Heated face mask promises to deactivate the Covid-19 virus
A face mask that comes with a built-in heated copper mesh that can inactivate viruses such as Covid-19 is being developed by MIT researchers.
As the person wearing the mask breathes in and out, air flows repeatedly across the mesh, and any viral particles contained within are slowed and inactivated by the mesh and high temperatures.
Such a mask could be useful for healthcare professionals, the researchers say, as well as members of the public in situations where social distancing would be difficult to achieve, such as a crowded bus.
“This is a completely new mask concept in that it doesn’t primarily block the virus. It actually lets the virus go through the mask, but slows and inactivates it,” said MIT professor Michael Strano.
The researchers have begun building prototypes and hope to begin testing them soon.
The idea came after the researchers began digging through existing scientific reports on different types of masks, and found none that are designed primarily to kill viruses by heating.
“The masks that we wear now are designed to capture some of the virus. They do offer protection, but there’s no one really thinking about inactivating the virus and sterilising the air. That surprised me,” Strano said.
The team set out to design a mask that would kill viruses using heat. They decided to use copper mesh as the heating and capture element, and performed some mathematical modelling to determine the optimal temperature range they would need to achieve to kill coronaviruses flowing inward or outward from natural breathing.
“The vast majority of masks today function by filtration, filtering particles by size or electric charge,” said MIT graduate student Samuel Faucher. “This mask relies on a different mechanism and works predominantly by thermal inactivation.”
The researchers calculated how rapidly coronaviruses degrade at different temperatures and trapping conditions, and found that a temperature of about 90 degrees Celsius could achieve between a thousand-fold and million-fold reduction in viral particles, depending on the final mask size.
They also showed that that temperature can be achieved by running an electrical current across a 0.1mm-thick copper mesh or thermoelectric heater, powered by a small battery.

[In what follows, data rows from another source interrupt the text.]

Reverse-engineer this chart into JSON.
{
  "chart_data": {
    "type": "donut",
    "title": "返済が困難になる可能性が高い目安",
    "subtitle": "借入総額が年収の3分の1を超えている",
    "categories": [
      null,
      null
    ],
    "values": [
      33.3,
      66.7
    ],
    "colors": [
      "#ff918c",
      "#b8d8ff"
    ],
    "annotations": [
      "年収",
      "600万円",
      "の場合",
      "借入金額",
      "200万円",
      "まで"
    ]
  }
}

The current prototypes (pictured above) include a 9-volt battery, which would provide enough power to heat the mask for a few hours and would cool the air before it is inhaled.
“Of course, we need to be mindful of the safety and comfort of mask users,” Faucher said. “The air will be cooled after viral inactivation to make the mask comfortable and safe to use.”

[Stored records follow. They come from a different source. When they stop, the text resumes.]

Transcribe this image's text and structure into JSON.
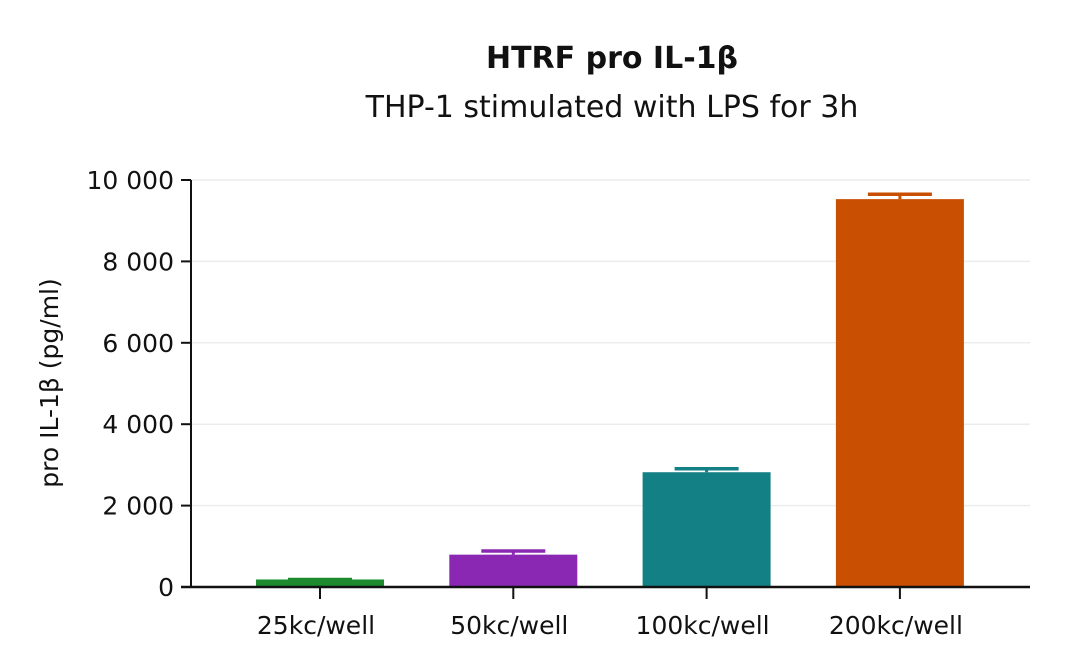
{
  "chart_data": {
    "type": "bar",
    "title": "HTRF pro IL-1β",
    "subtitle": "THP-1 stimulated with LPS for 3h",
    "xlabel": "",
    "ylabel": "pro IL-1β (pg/ml)",
    "ylim": [
      0,
      10000
    ],
    "yticks": [
      0,
      2000,
      4000,
      6000,
      8000,
      10000
    ],
    "ytick_labels": [
      "0",
      "2 000",
      "4 000",
      "6 000",
      "8 000",
      "10 000"
    ],
    "grid": "horizontal",
    "categories": [
      "25kc/well",
      "50kc/well",
      "100kc/well",
      "200kc/well"
    ],
    "values": [
      185,
      795,
      2820,
      9530
    ],
    "error_upper": [
      185,
      885,
      2905,
      9650
    ],
    "colors": [
      "#1e8a2e",
      "#8a28b4",
      "#138086",
      "#c94f03"
    ]
  }
}
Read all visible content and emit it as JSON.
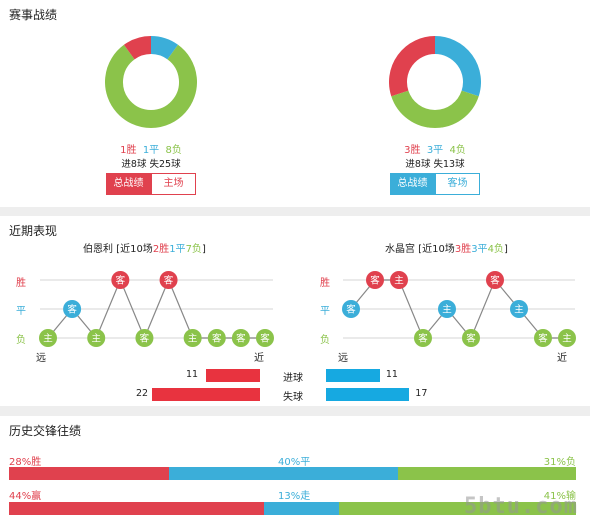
{
  "colors": {
    "win": "#e0414e",
    "draw": "#3baed9",
    "loss": "#8bc34a",
    "bar_red": "#e8333f",
    "bar_blue": "#16a9e1"
  },
  "sections": {
    "record": "赛事战绩",
    "recent": "近期表现",
    "history": "历史交锋往绩"
  },
  "home_record": {
    "wins": "1胜",
    "draws": "1平",
    "losses": "8负",
    "goals": "进8球  失25球",
    "tab_total": "总战绩",
    "tab_venue": "主场",
    "donut": {
      "win": 1,
      "draw": 1,
      "loss": 8
    }
  },
  "away_record": {
    "wins": "3胜",
    "draws": "3平",
    "losses": "4负",
    "goals": "进8球  失13球",
    "tab_total": "总战绩",
    "tab_venue": "客场",
    "donut": {
      "win": 3,
      "draw": 3,
      "loss": 4
    }
  },
  "recent": {
    "y_labels": {
      "win": "胜",
      "draw": "平",
      "loss": "负"
    },
    "far": "远",
    "near": "近",
    "home": {
      "name": "伯恩利",
      "summary_pre": " [近10场",
      "w": "2胜",
      "d": "1平",
      "l": "7负",
      "summary_post": "]",
      "results": [
        "L",
        "D",
        "L",
        "W",
        "L",
        "W",
        "L",
        "L",
        "L",
        "L"
      ],
      "venues": [
        "主",
        "客",
        "主",
        "客",
        "客",
        "客",
        "主",
        "客",
        "客",
        "客"
      ]
    },
    "away": {
      "name": "水晶宫",
      "summary_pre": " [近10场",
      "w": "3胜",
      "d": "3平",
      "l": "4负",
      "summary_post": "]",
      "results": [
        "D",
        "W",
        "W",
        "L",
        "D",
        "L",
        "W",
        "D",
        "L",
        "L"
      ],
      "venues": [
        "客",
        "客",
        "主",
        "客",
        "主",
        "客",
        "客",
        "主",
        "客",
        "主"
      ]
    },
    "goals_for": {
      "label": "进球",
      "home": 11,
      "away": 11
    },
    "goals_against": {
      "label": "失球",
      "home": 22,
      "away": 17
    }
  },
  "history": {
    "row1": {
      "left": "28%胜",
      "mid": "40%平",
      "right": "31%负",
      "red": 28,
      "blue": 40,
      "green": 31
    },
    "row2": {
      "left": "44%赢",
      "mid": "13%走",
      "right": "41%输",
      "red": 44,
      "blue": 13,
      "green": 41
    }
  },
  "watermark": "5btu.com"
}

The researchers were able to enhance the efficiency of virus deactivation by taking advantage of the breath to create a type of reactor known as a reverse-flow reactor.

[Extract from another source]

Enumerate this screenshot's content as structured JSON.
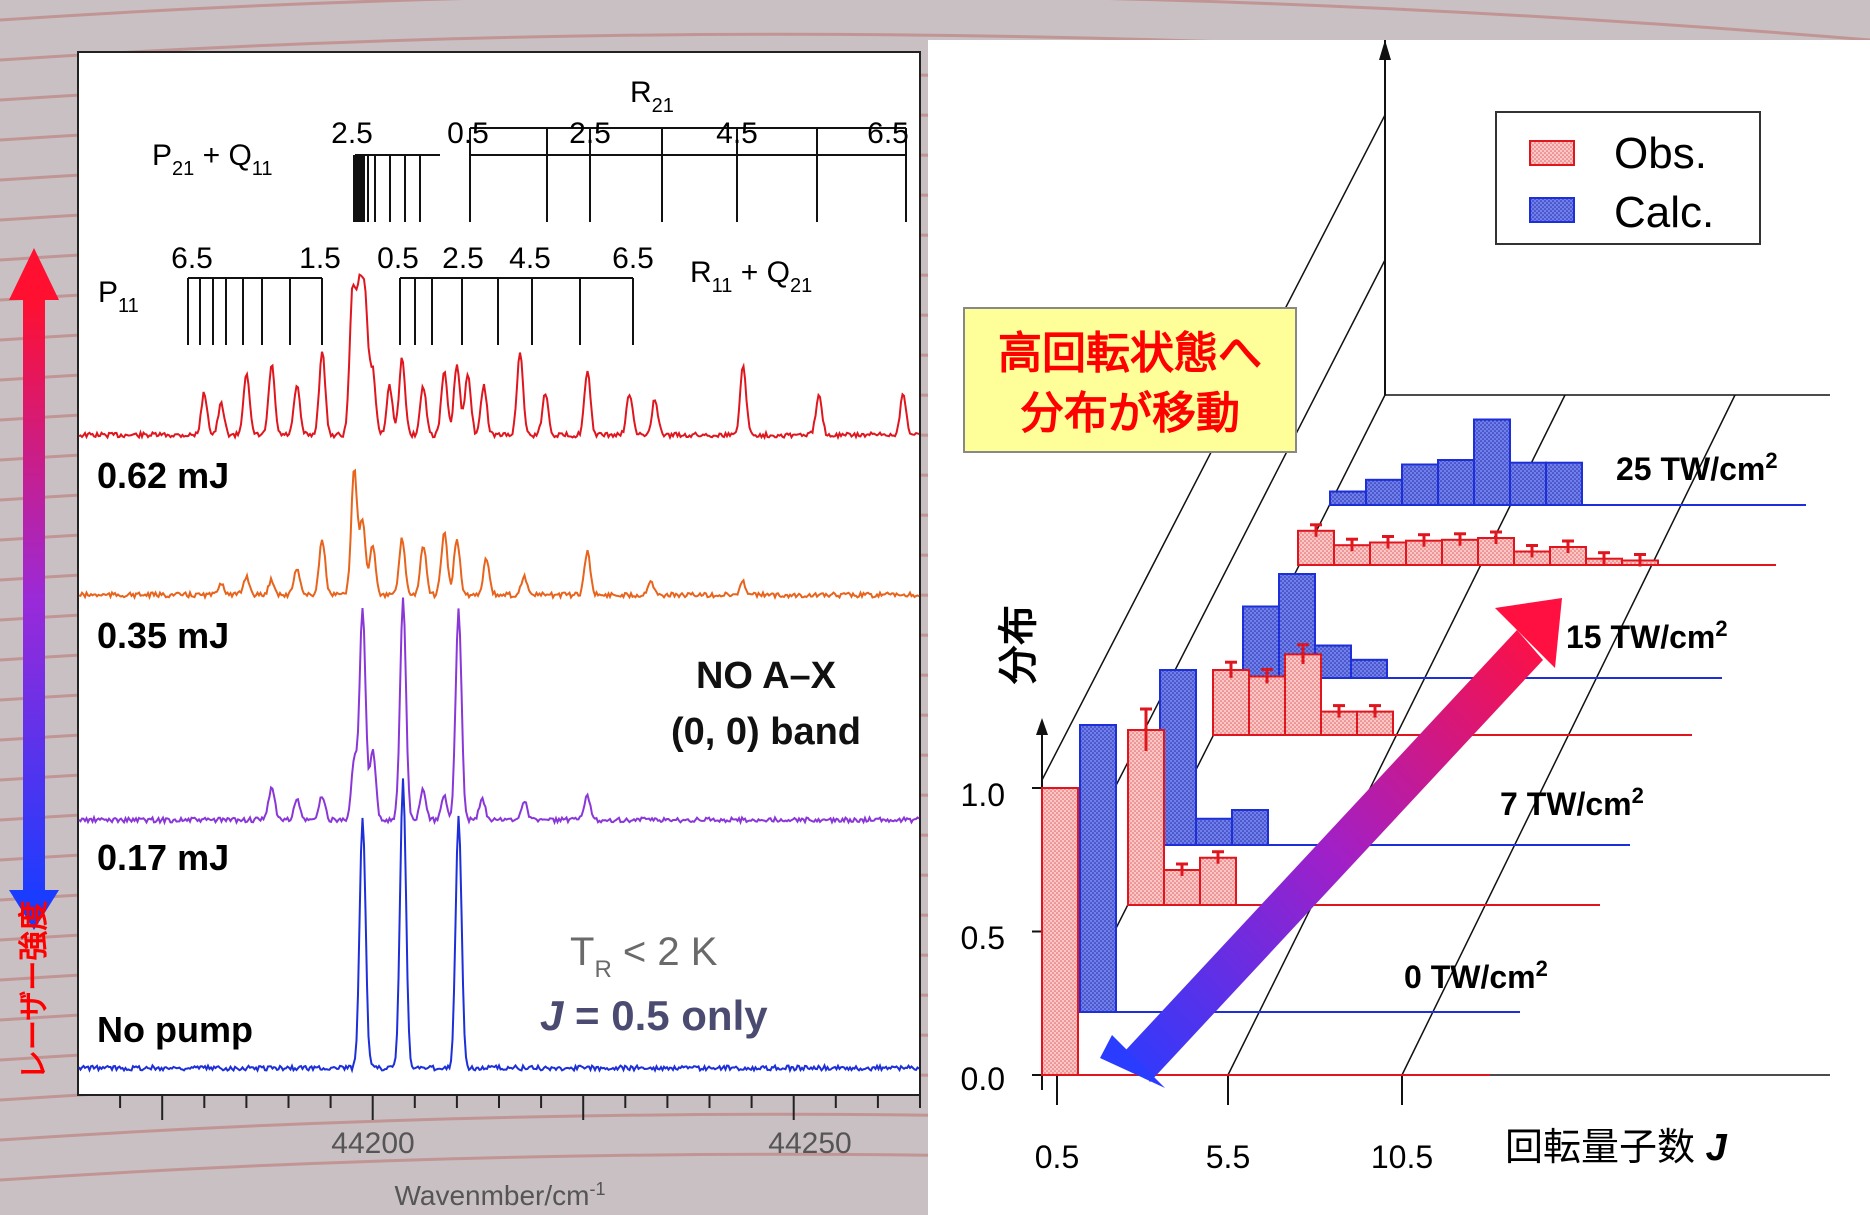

As the person wearing the mask breathes in and out, the air flow continually reverses, allowing any viruses in the mask to pass over the mesh many times and making it more likely that they will be deactivated. Purified air flows out of vents on both sides of the mask.
LG has previously revealed a battery powered facemask with in-built fans while another MIT team constructed a silicone mask with reusable N95 filters to reduce waste.